Why Afzal Guru’s execution is a clever politico-strategic move

The UPA government’s execution of Parliament House attack convict Afzal Guru on 9 February morning – as sudden and secretive as the 21 November 2012 execution of LeT terrorist and 26/11 attacks convict Mohammed Ajmal Amir Kasab – is a clever politico-strategic move.

With one stroke, the government has effectively silenced the BJP’s shouting brigade that did not let go of a single chance to lambast the UPA for not executing Guru for the past seven-and-a-half years ever since the Supreme Court confirmed his death sentence on 4 August 2005. The timing of the execution is significant as it comes days after the BJP’s prime ministerial candidate, Gujarat Chief Minister Narendra Modi, stormed the national capital with his politically-loaded lecture at Shri Ram College of Commerce on 6 February. With his SRCC lecture Modi had clearly conveyed his readiness to play a national role, a red rag for the jittery Congress.

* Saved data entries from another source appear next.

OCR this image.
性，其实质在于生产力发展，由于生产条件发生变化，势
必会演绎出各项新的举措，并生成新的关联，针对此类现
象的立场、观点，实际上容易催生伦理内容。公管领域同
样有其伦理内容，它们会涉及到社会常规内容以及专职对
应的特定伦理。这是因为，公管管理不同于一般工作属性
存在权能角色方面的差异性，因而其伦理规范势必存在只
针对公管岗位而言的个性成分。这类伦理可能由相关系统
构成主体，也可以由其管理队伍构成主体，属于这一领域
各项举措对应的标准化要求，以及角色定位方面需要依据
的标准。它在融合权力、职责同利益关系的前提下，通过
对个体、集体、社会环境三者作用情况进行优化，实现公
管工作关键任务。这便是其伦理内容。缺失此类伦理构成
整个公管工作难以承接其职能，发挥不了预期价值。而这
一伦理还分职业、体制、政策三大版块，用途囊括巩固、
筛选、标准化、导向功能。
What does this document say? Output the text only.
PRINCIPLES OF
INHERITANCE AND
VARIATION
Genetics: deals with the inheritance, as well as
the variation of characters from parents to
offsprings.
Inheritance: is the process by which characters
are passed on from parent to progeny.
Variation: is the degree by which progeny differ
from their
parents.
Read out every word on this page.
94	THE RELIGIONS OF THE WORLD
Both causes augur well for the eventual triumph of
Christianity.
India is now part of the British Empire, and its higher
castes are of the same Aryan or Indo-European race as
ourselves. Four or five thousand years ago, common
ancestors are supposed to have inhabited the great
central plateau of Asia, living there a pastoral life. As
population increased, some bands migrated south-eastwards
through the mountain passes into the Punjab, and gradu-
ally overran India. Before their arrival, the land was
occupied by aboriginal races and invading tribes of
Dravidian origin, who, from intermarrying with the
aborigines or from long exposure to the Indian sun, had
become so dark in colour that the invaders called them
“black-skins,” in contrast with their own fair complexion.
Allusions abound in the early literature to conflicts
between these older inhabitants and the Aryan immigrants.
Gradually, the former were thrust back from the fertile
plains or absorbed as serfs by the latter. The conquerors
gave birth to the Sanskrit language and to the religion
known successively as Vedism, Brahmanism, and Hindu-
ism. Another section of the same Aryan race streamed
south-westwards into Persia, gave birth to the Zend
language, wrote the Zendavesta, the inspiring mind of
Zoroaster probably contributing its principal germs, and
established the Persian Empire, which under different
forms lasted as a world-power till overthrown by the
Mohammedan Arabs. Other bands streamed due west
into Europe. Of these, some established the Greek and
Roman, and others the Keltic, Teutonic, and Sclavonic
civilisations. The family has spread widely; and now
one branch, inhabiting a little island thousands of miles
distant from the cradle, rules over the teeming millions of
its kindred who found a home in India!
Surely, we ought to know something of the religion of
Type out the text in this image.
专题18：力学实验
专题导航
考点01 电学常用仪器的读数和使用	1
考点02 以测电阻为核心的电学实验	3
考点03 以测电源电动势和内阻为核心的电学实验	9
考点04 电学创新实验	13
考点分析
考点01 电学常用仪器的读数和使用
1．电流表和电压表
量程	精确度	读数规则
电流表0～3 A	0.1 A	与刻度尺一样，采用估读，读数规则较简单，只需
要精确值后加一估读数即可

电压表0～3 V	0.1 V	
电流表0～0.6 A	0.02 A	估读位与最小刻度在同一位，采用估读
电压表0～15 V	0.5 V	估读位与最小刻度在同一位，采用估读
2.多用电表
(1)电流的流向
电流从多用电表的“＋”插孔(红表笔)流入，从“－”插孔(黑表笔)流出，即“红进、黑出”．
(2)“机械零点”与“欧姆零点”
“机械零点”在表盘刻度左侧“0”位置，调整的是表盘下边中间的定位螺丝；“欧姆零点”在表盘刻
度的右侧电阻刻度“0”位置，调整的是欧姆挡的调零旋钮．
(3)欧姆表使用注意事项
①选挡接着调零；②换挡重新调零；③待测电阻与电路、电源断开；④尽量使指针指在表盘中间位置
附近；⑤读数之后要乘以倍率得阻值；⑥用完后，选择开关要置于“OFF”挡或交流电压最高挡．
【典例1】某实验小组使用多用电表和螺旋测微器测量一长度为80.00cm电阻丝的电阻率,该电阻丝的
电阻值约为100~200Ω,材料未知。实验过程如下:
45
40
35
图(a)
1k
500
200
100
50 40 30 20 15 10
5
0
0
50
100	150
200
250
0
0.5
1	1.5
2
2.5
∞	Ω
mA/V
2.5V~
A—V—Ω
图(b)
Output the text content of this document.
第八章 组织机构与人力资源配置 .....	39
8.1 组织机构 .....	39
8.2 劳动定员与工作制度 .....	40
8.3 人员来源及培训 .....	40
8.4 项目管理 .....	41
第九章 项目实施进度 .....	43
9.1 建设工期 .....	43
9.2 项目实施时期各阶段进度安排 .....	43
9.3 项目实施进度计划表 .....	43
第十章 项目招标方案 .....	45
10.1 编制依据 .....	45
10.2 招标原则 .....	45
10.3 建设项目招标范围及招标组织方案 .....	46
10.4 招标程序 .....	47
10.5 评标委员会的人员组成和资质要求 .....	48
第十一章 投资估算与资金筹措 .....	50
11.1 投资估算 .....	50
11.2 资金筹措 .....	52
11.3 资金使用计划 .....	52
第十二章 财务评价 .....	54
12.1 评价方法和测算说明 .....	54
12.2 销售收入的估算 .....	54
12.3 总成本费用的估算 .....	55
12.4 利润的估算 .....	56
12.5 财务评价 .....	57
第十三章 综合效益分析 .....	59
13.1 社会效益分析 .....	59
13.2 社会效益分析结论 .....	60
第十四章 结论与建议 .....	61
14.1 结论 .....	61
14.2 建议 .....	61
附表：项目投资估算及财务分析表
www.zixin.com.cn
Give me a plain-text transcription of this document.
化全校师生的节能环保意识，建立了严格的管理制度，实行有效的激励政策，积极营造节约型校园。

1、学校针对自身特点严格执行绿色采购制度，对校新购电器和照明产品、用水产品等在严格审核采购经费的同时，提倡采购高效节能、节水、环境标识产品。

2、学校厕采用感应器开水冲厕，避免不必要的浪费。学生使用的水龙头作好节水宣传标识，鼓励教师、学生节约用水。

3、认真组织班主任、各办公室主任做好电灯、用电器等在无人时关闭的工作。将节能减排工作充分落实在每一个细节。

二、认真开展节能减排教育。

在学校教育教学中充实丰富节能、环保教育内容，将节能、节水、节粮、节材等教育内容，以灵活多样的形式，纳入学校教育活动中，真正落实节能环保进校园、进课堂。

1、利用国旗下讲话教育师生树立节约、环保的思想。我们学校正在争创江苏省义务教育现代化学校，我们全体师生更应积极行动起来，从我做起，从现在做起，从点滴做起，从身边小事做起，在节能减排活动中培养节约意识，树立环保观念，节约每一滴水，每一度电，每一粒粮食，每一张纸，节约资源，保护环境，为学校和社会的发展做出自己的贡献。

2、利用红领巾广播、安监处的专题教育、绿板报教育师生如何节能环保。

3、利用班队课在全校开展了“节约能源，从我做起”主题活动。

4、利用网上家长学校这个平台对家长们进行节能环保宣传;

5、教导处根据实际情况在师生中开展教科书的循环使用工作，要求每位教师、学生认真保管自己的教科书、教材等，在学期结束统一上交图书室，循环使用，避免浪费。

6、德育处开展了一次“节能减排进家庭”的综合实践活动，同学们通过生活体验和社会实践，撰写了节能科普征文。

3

Also, this is the first time in the history of independent India when two back-to-back executions of terrorists have taken place. The political symbolism being conveyed by the Congress-led UPA government through these executions is that it has a zero tolerance on the issue of terrorism that impinges on national security.

But ironically, despite the two executions, the ball is still in the Congress court as the latest execution raises the inevitable question: when will Rajiv Gandhi’s assassins be hanged? In August 2011, the then President Pratibha Patil had rejected the mercy pleas of the three killers – Murugan alias Sriharan, Santhan and Perarivalan. The trio has been on death row since May 1999 when the Supreme Court had sentenced them as well as Murugan’s wife Nalini to death. Nalini’s death sentence had been commuted to life imprisonment by the apex court in 2000.

Tihar jail where Afzal Guru was hanged and later buried. PTI

Tihar jail where Afzal Guru was hanged and later buried. PTI

Now let’s get back to the original point: why Afzal Guru’s hanging is a shrewd politico-strategic move. The political aspect has just been enumerated. From the security perspective, the weather has been a major decisive factor. Mountain passes in Kashmir will remain closed at least till April. So that means that Pakistan would have little opportunity in infiltrating a fresh batch of terrorists into Jammu and Kashmir for reprisal attacks.

Importantly, the Centre had obtained detailed reports from intelligence agencies about the ground situation in Jammu and Kashmir. These reports emboldened the Centre to take decisive action as the intelligence agencies gave their thumbs-up that no large-scale uprising was feared at this point of time.

The budget-level secrecy enveloping the Afzal Guru hanging, like in the case of Kasab’s execution, is a cause of cheer for the Congress-led coalition government which has demonstrated that it can carry out such operations without the left hand getting to know what the right hand is doing. This is far cry from the track record of another Congress-led coalition government almost two decades ago, when the then Prime Minister PV Narasimha Rao had to abandon plans to carry out fresh nuclear tests as the Indians could not keep the secret then and American intelligence agencies blew the lid off the Indian plan.

Thus what Narasimha Rao could not do in 1995-96 due to immense US pressure was done by the Atal Behari Vajpayee government in May 1998. The complete secrecy maintained by the government in the executions of Kasab and Guru is a healthy sign for the Indian security apparatus.

Another important point pertains to the post-execution modus operandi observed by the government in the Kasab and Guru cases. In both cases the convicted terrorist’s dead body has been buried at an undisclosed location within the jail campus – Pune’s Yerwada Jail in the case of Kasab and Delhi’s Tihar Jail in the case of Guru. The unwritten security tradition had been first implemented in the case of JKLF terrorist Maqbool Bhat who was hanged in Delhi’s Tihar Jail on 11 February 1984 by the Indira Gandhi government and buried within the jail compound.

There were widespread protests in Kashmir valley then and a clamour for handing over Bhat’s mortal remains to his relatives. But the government stood its ground and rejected such demands to prevent the Kashmiri separatists to lionise him and erect his ‘mazaar’. Similarly, the killers of then Prime Minister Indira Gandhi – Satwant Singh and Kehar Singh – were hanged to death in Tihar Jail on 6 January 1989 and their bodies buried within the jail compound.

The Americans went several steps ahead in May 2011 and buried the dead body of Osama bin Laden, the world’s most wanted man, in the sea bed. But essentially what the Americans did was a replica of the Indian policy first practiced by the Indians more than 27 years ago in the case of Maqbool Bhat.

Now that Afzal Guru has been executed and buried, the biggest task for the Indian security establishment is to ensure that the event does not give a handle to the Kashmiri separatists and their Pakistani benefactors to take advantage of the situation. The separatists and their masters would very much like to convert Guru’s hanging into a triggering point for the Kashmiri version of an Arab Spring. But the possibility quotient of such a scenario is as equivalent to the possibility quotient of snowflakes surviving in an oven.